No Nerf guns in chess



Playing chess with your 6-year-old son? Awesome!

Getting beat at chess by your 6-year-old son?

Well, that’s just humiliating.

There must have been a mix-up at the hospital when he was born. It’s quite possible because I was in labor for an entire season of “American Idol.” So I was pretty out of it by the end, and all my cognitive reasoning skills had left the building along with my ability to not pee when I sneezed.

Ever. Again.

But back to our little resident genius....

Taking into the account the fruit of the loins from which he sprung (both male and female), there’s a slightly-better-than-average chance this kid belongs to someone else.

A Nobel Prize winner? A Rhodes Scholar? The guy who invented duct tape?

In any case, our little guy is much farther along in his intellectual development than his father or I was at that age.

By 6, I was still in awe of Silly Putty, Scooby Doo and the Lite Bright.

By 6, my husband was still in awe of anything related to boogers, farts and “pull my finger.”

Sigh.

Tell me again why women don’t rule the world? But I digress....

By 6, our son is already playing chess.

No one likes a smarty pants. Unless I am the smarty pants.

***

“You can’t do that.”

My son’s calm admonition stopped my hand in midair.

I grrrrr-ed under my breath and slowly set the chess piece back onto the board.

It was a knight. I think. Or maybe a rook? Or a castle?

Wait a minute. Aren’t a rook and a castle the same thing?

Son of a bitch.

I sighed heavily and muttered, “OK. Tell me again.” I pointed to the no-idea-what-it’s-really-called-but-it’s-starting-to-tick-me-off figurine of polished wood and asked, “Where can this guy go?” (“Besides headfirst into a fiery funeral pyre,” I added silently.)

My son smiled and recited, “Rooks can move forward, backward or to the side. Not,” he paused and held up a finger for emphasis, “diagonally.”

Geesh. He swallowed the instruction book and turned into a reincarnated Bobby Fischer right there in my living room.

If we start to play Harry Potter’s Wizard’s Chess, then I am soooooo gonna die!

So it only made sense that he - the first grader who had begun attending his school’s weekly Chess Club - help his parents learn the game too. Otherwise, he’d only have the dog to play with at home.

She’s cute and all...but she lacks critical thinking skills. She eats poop. How smart can she be?

And for the record, my husband had no intention of getting anywhere near a chessboard. 
Sure, if the game involved pyrotechnics, naked women or beer, he’d be all over it.

So it was up to me, Mom, Defender of the Universe and All Things Righteous, to help our little bugger build on his new skills.

How hard can it be?

***

“Don’t forget, Mom,” he instructed, “you want to castle-up within the first seven moves of the game.”

I looked at him, jaw hanging open like a mouth-breathing gorilla.

Well, that’s really an insult to mouth-breathing gorillas everywhere, isn’t it? They probably already know how to play chess. It’s their first step on the way to world domination, you know.
And back to castle-up....is he even speaking English? Because I have no idea what he’s talking about.

Sure, he may have mentioned that particular nugget of information once - or 15 times - before. But my brain was already on overload: remembering the names of the pieces, remembering how to line them up, remembering how they could move, remembering if we had any tequila in the house because that’s the only thing that would save my soul at this point.

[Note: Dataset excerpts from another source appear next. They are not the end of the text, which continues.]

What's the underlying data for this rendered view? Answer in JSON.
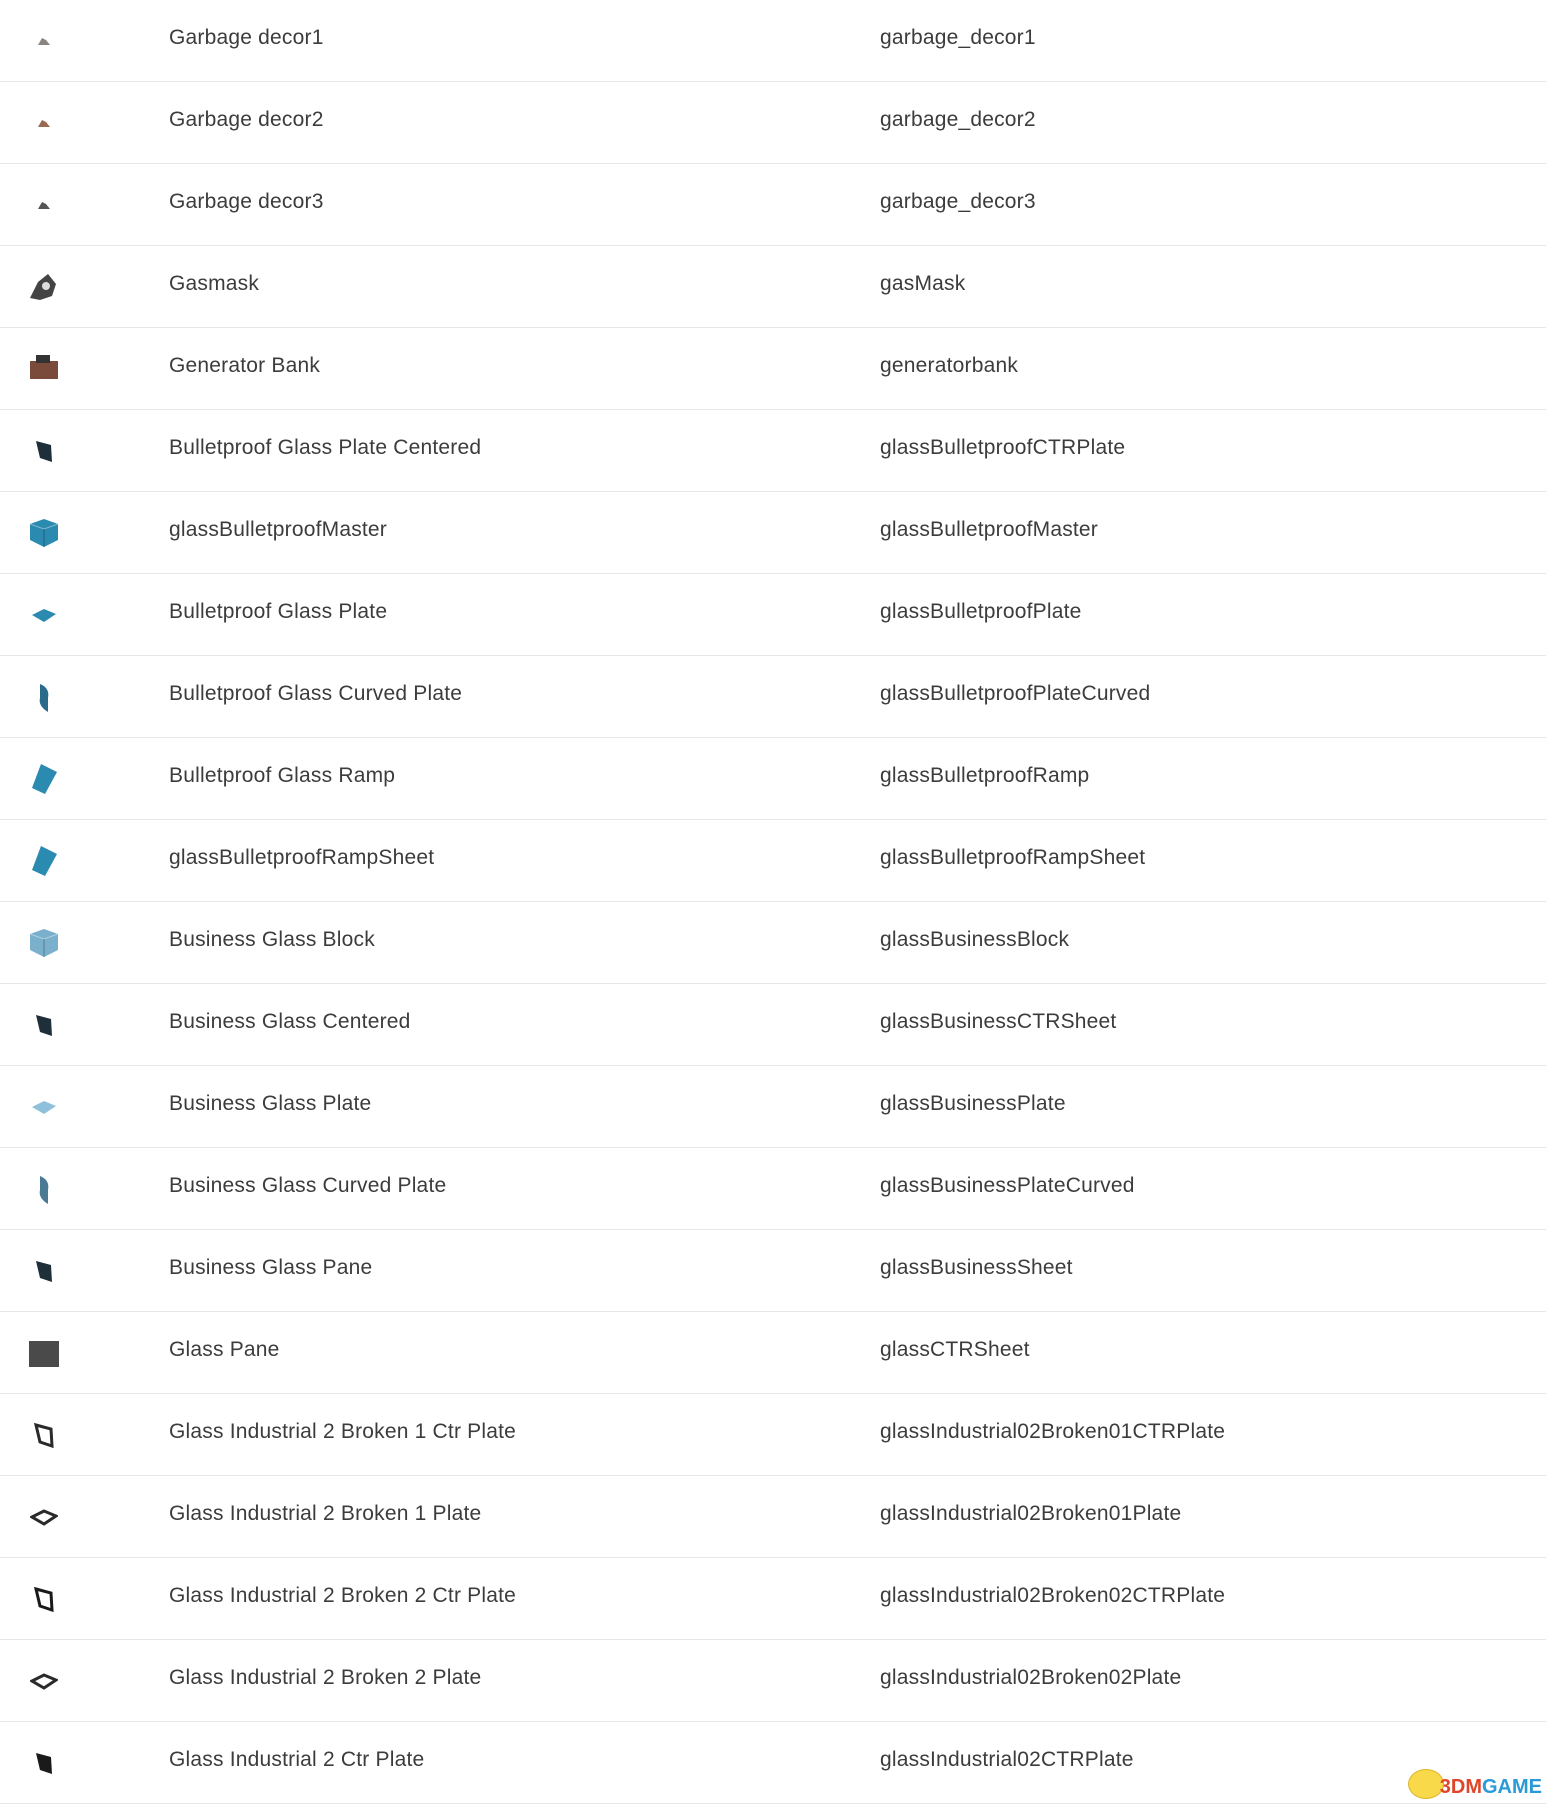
{
  "items": [
    {
      "name": "Garbage decor1",
      "code": "garbage_decor1",
      "icon": "debris-icon",
      "color": "#8a8580"
    },
    {
      "name": "Garbage decor2",
      "code": "garbage_decor2",
      "icon": "debris-icon",
      "color": "#9a6a50"
    },
    {
      "name": "Garbage decor3",
      "code": "garbage_decor3",
      "icon": "debris-icon",
      "color": "#555555"
    },
    {
      "name": "Gasmask",
      "code": "gasMask",
      "icon": "gasmask-icon",
      "color": "#444444"
    },
    {
      "name": "Generator Bank",
      "code": "generatorbank",
      "icon": "generator-icon",
      "color": "#7a4a3a"
    },
    {
      "name": "Bulletproof Glass Plate Centered",
      "code": "glassBulletproofCTRPlate",
      "icon": "glass-plate-icon",
      "color": "#1f2f3a"
    },
    {
      "name": "glassBulletproofMaster",
      "code": "glassBulletproofMaster",
      "icon": "glass-block-icon",
      "color": "#2a8ab0"
    },
    {
      "name": "Bulletproof Glass Plate",
      "code": "glassBulletproofPlate",
      "icon": "glass-flat-icon",
      "color": "#2a8ab0"
    },
    {
      "name": "Bulletproof Glass Curved Plate",
      "code": "glassBulletproofPlateCurved",
      "icon": "glass-curved-icon",
      "color": "#2a6a8a"
    },
    {
      "name": "Bulletproof Glass Ramp",
      "code": "glassBulletproofRamp",
      "icon": "glass-ramp-icon",
      "color": "#2a8ab0"
    },
    {
      "name": "glassBulletproofRampSheet",
      "code": "glassBulletproofRampSheet",
      "icon": "glass-ramp-icon",
      "color": "#2a8ab0"
    },
    {
      "name": "Business Glass Block",
      "code": "glassBusinessBlock",
      "icon": "glass-block-icon",
      "color": "#7ab0cc"
    },
    {
      "name": "Business Glass Centered",
      "code": "glassBusinessCTRSheet",
      "icon": "glass-plate-icon",
      "color": "#1f2f3a"
    },
    {
      "name": "Business Glass Plate",
      "code": "glassBusinessPlate",
      "icon": "glass-flat-icon",
      "color": "#8ec0dc"
    },
    {
      "name": "Business Glass Curved Plate",
      "code": "glassBusinessPlateCurved",
      "icon": "glass-curved-icon",
      "color": "#4a7a94"
    },
    {
      "name": "Business Glass Pane",
      "code": "glassBusinessSheet",
      "icon": "glass-plate-icon",
      "color": "#1f2f3a"
    },
    {
      "name": "Glass Pane",
      "code": "glassCTRSheet",
      "icon": "glass-pane-icon",
      "color": "#4a4a4a"
    },
    {
      "name": "Glass Industrial 2 Broken 1 Ctr Plate",
      "code": "glassIndustrial02Broken01CTRPlate",
      "icon": "broken-glass-icon",
      "color": "#2a2a2a"
    },
    {
      "name": "Glass Industrial 2 Broken 1 Plate",
      "code": "glassIndustrial02Broken01Plate",
      "icon": "broken-glass-flat-icon",
      "color": "#2a2a2a"
    },
    {
      "name": "Glass Industrial 2 Broken 2 Ctr Plate",
      "code": "glassIndustrial02Broken02CTRPlate",
      "icon": "broken-glass-icon",
      "color": "#1a1a1a"
    },
    {
      "name": "Glass Industrial 2 Broken 2 Plate",
      "code": "glassIndustrial02Broken02Plate",
      "icon": "broken-glass-flat-icon",
      "color": "#2a2a2a"
    },
    {
      "name": "Glass Industrial 2 Ctr Plate",
      "code": "glassIndustrial02CTRPlate",
      "icon": "glass-plate-icon",
      "color": "#1a1a1a"
    }
  ],
  "watermark": {
    "text": "3DMGAME",
    "colors": [
      "#e0452a",
      "#2a9ad8"
    ]
  }
}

“Uh, ‘castle-up’? What’s that move again?” I asked. “And just how important is it?”

I motioned toward one of the pieces, “Because I’m thinking about using one of your Nerf guns to blast that tall piece right there. Game over. I win.”

He smiled - condescendingly, I might add - and said, “No, you can’t do that either. No Nerf guns allowed in chess.”

Well, crud. Where’s that tequila?

**I recently discovered, thanks to the heads up given by my adorable son's chess teacher, that the term is "castling" not "castle up." No wonder I kept getting it wrong. At least that's my story and I'm sticking to it.